I have set up a petition and information site pushing promoting Choice Voting in the current single member districts and set up the following website:
http://www.choicevoting.ca (There is an online petition)
After the recent setback in BC, PEI, and Ontario to full proportional representation, I think its a more viable change that will increase competition and accountability even if it does not deliver the fair results that many of us have fought for over the last few years.
Choice Voting is also referred to by academics as a preferential ballot, instant run off, or the alternative votes, but is more frequently known in the US as “ranked choice voting”, a name which certainly has more resonance amongst the ordinary voter than unfamiliar acronyms such as MMP, STV or IRV.

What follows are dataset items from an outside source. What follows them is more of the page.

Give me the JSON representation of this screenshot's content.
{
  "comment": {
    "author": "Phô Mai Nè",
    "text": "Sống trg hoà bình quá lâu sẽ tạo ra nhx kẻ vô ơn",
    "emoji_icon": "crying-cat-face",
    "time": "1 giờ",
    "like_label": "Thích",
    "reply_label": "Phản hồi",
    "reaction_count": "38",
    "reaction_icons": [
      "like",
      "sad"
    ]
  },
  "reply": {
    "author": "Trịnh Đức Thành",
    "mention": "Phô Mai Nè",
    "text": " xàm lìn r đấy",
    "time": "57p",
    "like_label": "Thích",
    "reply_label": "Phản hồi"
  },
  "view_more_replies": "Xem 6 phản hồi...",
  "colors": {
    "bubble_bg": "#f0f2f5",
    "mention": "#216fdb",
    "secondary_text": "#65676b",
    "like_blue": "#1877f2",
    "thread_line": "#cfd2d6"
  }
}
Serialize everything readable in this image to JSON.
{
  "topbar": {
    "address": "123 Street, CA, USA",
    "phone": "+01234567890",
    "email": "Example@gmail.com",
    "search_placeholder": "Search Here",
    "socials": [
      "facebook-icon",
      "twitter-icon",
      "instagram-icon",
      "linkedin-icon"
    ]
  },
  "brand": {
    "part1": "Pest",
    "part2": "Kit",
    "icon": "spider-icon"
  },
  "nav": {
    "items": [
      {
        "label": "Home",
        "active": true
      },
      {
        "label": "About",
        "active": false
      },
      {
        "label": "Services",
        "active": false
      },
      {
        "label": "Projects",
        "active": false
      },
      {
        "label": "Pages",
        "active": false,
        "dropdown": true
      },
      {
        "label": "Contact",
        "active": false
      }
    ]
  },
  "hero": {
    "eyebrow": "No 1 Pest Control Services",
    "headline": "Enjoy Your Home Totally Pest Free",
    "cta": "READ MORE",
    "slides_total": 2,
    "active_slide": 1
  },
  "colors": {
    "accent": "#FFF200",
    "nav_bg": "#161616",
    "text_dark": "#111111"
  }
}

It is essentially a single member version of the transferable vote, in which voters can cast a “protest” or “conscious” vote while still retaining the ability to vote for a second candidate who may have better electoral success. While, some models allow voters to rank all the candidates, I think a simple 1-2 vote will make it easy to count votes by hand and keep the ballot simple for voters, both concerns which were raised in the most recent BC referendum.
While I know that choice voting will not deliver proportional results that many of you would like to see, it does address the notion of strategic voting and I feel it is a change that will receive less resistance from the average voter and current politicians because it preserves the familiar notion of local representation and will still deliver government mandates. It does cure what I believe is the worst fallacy of our current electoral system. First-past-the-post has a tendency to force people to set aside their beliefs and vote strategically, which encourages negative campaigns and shuts out fair competition.
Choice voting will encourage more quality candidates to run, both as independents and perhaps with smaller parties, reduce negativity (particularly amongst candidates with similar view points), encourage more cooperation, and allow voters to be more honest with their first preference by ending strategic voting.
I see it not as an end of electoral reform, but as a method to encourage new ideas and fresh voices to build strong local presences, until at which time voters are ready to embrace more dramatic changes or more complex systems. Once voters get used to the idea of more political choice and get familiar with supporting different views, further changes may be easier to pursue.
Do not let perfection get in the way of improvement!
If we cannot solve all the problems, then at least address some of them.
Please sign up if you are willing to support change.
I have put a personal perspective in place here:
I know that there is opposition from those who support "PR or bust", but I think you will see that they are misguided to deny incremental change. It is actually disappointing to hear progressive people who refuse to consider realistic changes in the mid term.
Fair Vote US, recognizing that full PR is nearly impossible to get through, puts much of their efforts into pushing for IRV as a way of ensuring that local elections are at least fair and competitive. The Electoral Reform Society of England acknowledge that while not ideal and promotes full PR, choice voting is at least a step in the correct direction.